Thanks to its high biocompatibility and biological activity, absence of antigenicity, hyaluronic acid (HA) has been used in different medical spheres for many years [2]. HA accelerates epithelization, stimulates microcirculation, migration and proliferation of fibroblasts, plays a certain role in transporting a list of cytokines and growth factors, reduces endogenous intoxication by blocking lipid peroxidation, activating bactericidal factors, and increasing sensitivity to antibacterial substances [3]. As a polyanion, HA is able to bind and hold water molecules with the use of hydrogen bonds. This ability does not change event if water concentration in the environment decreases. Negative charges formed due to dissociation of its carboxylic groups begin to attract cations, in particular, osmotically active sodium ions, which leads to an increase in intradermal pressure providing turgor of skin [7].

HA content in the skin is maintained through autoregulation mechanisms on the feedback principle. Increased HA content HA in the skin, intensifies dissociation or supply from outside promote production of catabolite enzymes leading to step-by-step transformation, decrease in the length of the initial chain and formation of fragments with their own biological activity. Biological characteristics of HA are, first of all, connected with its size (molecular mass). Probably, fragmentation of HA resulting from enzymatic degradation or free radical oxidation is another mechanism of homeostasis regulation that optimizes migration and proliferation of cells depending on changes in environmental conditions [8]. For example, an increment in the activity of hyaluronidases is one of the factors stimulating an increase in the activity of fibroblasts participating in synthesis of new HA molecules which is used in aesthetic medicine in the biorevitalization techniques and results in recovering the changed homeostasis and reconstruction of quality intracellular matrix.

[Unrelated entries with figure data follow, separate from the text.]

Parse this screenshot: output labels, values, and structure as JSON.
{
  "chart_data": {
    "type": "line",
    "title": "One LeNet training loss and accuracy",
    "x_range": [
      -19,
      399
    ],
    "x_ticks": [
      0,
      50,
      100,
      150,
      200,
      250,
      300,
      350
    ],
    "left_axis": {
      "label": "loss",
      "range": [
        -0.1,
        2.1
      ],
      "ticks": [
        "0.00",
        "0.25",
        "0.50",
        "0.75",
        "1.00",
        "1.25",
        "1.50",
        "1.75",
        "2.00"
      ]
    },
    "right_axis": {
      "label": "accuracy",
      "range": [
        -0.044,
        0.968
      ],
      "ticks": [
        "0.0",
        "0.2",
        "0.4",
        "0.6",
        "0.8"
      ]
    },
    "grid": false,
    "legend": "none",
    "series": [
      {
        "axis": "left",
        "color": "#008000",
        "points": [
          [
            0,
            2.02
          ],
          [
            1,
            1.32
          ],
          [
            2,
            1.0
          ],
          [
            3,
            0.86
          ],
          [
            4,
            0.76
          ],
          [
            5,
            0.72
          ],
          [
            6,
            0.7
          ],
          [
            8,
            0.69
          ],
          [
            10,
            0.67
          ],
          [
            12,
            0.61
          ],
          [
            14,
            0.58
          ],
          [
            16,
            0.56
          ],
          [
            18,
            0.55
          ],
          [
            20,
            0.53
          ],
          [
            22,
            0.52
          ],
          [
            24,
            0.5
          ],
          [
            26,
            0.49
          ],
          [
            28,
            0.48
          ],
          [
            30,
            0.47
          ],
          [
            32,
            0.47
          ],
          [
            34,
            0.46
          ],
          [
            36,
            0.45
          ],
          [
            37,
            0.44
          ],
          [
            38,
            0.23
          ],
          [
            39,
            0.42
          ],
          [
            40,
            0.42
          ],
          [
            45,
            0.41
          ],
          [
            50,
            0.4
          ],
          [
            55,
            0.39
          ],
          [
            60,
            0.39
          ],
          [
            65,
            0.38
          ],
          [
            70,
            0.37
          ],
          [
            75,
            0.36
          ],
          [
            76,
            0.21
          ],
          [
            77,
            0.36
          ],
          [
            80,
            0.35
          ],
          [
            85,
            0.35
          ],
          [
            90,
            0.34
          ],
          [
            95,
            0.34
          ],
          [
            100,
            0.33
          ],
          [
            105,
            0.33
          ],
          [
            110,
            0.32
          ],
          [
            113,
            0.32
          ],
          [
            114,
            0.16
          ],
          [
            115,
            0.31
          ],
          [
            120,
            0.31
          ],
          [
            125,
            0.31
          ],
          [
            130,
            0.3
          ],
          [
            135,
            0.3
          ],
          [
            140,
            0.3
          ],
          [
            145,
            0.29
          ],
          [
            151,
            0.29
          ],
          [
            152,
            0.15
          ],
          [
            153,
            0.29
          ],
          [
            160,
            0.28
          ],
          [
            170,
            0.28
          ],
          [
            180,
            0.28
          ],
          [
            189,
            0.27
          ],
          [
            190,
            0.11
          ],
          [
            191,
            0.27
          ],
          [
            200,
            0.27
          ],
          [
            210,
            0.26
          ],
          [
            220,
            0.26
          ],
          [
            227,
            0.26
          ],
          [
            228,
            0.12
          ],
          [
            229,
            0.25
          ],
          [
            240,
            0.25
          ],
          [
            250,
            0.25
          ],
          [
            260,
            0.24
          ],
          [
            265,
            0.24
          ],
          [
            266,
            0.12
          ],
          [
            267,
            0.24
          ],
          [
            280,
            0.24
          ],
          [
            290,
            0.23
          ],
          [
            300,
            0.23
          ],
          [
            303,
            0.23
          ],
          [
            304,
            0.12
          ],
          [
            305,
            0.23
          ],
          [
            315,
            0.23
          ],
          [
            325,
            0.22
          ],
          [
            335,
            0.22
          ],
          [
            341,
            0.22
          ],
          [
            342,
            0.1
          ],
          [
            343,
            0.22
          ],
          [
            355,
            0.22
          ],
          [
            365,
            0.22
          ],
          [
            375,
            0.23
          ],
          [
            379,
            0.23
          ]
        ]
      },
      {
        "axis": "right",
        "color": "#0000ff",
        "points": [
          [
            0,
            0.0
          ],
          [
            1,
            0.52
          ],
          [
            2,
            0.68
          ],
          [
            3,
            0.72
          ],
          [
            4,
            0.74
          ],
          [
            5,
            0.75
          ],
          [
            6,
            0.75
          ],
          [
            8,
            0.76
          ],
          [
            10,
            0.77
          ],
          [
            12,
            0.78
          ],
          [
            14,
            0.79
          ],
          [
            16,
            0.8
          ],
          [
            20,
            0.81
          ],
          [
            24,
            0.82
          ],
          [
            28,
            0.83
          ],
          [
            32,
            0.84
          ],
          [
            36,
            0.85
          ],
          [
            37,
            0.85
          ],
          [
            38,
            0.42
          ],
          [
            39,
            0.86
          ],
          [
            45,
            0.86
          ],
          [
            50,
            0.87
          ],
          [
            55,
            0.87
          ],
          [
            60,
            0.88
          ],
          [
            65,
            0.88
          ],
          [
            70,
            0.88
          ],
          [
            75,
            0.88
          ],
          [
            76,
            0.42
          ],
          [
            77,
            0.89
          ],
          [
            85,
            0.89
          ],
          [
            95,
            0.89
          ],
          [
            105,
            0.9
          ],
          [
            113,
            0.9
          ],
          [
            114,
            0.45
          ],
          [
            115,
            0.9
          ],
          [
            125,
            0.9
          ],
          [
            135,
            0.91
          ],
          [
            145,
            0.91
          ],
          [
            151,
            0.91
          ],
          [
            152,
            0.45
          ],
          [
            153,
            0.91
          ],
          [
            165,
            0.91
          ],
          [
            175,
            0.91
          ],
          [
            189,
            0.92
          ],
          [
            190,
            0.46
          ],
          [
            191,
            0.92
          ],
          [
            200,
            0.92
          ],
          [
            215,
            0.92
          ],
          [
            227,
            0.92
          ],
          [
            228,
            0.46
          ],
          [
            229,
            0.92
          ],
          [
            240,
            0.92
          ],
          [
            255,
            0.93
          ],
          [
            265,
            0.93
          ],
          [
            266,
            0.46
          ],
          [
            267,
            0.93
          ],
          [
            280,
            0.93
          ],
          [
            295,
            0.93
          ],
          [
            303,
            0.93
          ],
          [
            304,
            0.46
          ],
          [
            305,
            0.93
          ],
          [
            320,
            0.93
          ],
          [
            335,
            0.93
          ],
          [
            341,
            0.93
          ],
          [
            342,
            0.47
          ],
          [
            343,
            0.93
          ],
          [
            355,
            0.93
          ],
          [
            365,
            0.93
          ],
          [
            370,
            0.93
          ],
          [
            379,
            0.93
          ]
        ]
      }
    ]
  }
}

Speaking about chronological ageing and photoageing of skin, there is a close connection between expression of melatonin, Ki67 antigen, and p53 protein in the skin. As the secretion of melatonin having cytostatic and antioxidant effects goes down, p53 protein characterized by proapoptotic effects begins to accumulate in cells, which reflects a complex of adaptive changes aimed at maintaining the homeostasis of ageing skin. P53 protein is a transcriptional factor regulating the cell cycle acting as a suppressor of malignant tumors development. The gene of this protein is normally considered an antioncogene and is located on the short arm of chromosome 17 (17p13.1). In epidermis of young patients (19-27 years old) immunocoloring of keratinocyte nuclei by p53 antibodies was seen in the cells of the lower and middle sections. Moreover, the more keratinized the cells were, the less dense was distribution of immunopositive nuclei. Epidermis thinning associated with skin ageing was characterized by levelling the gradient of immunocoloring of their nuclei depending on the differentiation of keratinocytes and by a tendency for an increase in p53 index. Apparently, an insignificant decrease in the absolute number of immunopositive keratinocyte nuclei is a consequence of epidermis thinning and the age-related fall in the total number of cells in it.

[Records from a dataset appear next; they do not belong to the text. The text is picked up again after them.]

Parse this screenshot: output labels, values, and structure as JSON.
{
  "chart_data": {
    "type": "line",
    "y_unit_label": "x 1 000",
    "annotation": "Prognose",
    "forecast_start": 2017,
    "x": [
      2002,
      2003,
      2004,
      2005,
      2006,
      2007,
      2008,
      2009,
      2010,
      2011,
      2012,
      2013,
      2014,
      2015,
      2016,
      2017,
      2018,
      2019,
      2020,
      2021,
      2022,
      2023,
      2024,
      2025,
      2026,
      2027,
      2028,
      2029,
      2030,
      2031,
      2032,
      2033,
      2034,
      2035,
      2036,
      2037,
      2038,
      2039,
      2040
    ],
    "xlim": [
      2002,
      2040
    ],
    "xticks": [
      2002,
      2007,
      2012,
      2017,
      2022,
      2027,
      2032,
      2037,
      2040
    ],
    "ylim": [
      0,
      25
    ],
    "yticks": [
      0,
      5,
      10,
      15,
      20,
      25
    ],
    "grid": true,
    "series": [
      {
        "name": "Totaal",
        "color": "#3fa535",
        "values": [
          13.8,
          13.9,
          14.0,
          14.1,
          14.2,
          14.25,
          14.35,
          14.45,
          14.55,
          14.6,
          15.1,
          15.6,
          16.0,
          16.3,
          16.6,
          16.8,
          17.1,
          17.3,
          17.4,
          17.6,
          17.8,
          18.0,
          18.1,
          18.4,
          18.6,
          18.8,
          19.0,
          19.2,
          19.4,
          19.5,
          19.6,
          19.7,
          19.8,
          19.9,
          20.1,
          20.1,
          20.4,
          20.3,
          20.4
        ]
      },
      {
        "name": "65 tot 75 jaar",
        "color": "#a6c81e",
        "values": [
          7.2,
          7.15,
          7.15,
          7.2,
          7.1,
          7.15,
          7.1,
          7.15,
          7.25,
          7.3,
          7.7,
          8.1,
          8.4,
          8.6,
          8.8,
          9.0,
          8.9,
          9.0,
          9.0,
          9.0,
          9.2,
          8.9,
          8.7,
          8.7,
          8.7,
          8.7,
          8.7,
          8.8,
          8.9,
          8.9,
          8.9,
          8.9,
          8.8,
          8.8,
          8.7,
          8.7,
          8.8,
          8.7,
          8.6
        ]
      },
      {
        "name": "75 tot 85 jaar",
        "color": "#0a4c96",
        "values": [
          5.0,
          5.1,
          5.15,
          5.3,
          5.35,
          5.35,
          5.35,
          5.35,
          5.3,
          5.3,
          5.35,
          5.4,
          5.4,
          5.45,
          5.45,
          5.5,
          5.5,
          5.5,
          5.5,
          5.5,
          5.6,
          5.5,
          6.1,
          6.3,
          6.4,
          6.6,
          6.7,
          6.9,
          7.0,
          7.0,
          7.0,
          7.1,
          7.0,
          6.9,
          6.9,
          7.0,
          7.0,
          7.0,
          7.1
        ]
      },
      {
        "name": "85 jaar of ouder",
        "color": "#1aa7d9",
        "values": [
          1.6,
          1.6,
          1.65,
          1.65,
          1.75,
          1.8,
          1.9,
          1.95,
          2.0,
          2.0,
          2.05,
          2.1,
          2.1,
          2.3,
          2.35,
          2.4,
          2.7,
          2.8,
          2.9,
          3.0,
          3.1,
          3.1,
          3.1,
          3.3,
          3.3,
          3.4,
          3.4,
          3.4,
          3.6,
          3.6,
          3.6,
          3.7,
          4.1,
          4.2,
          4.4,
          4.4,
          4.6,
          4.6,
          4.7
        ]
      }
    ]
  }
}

Expression of p53 protein was also found in derma cells. The absolute number of immunopositive cells and p53 index tended to grow as patients got older.

Conclusion

To sum up, age-related specifics of morpho-functional state of ageing skin are most fully reflected by indices of PCNA and p53 proteins expression – among all the studied parameters – which means that these can be used for assessing the biological age of skin. All the markers mentioned above are easily identified in immunohistochemical reactions, reflect fundamental processes and provide information about the functional state of skin. Their changes intimately correlate with patients’ physiological age, and have peculiar age-related dynamics properties as well.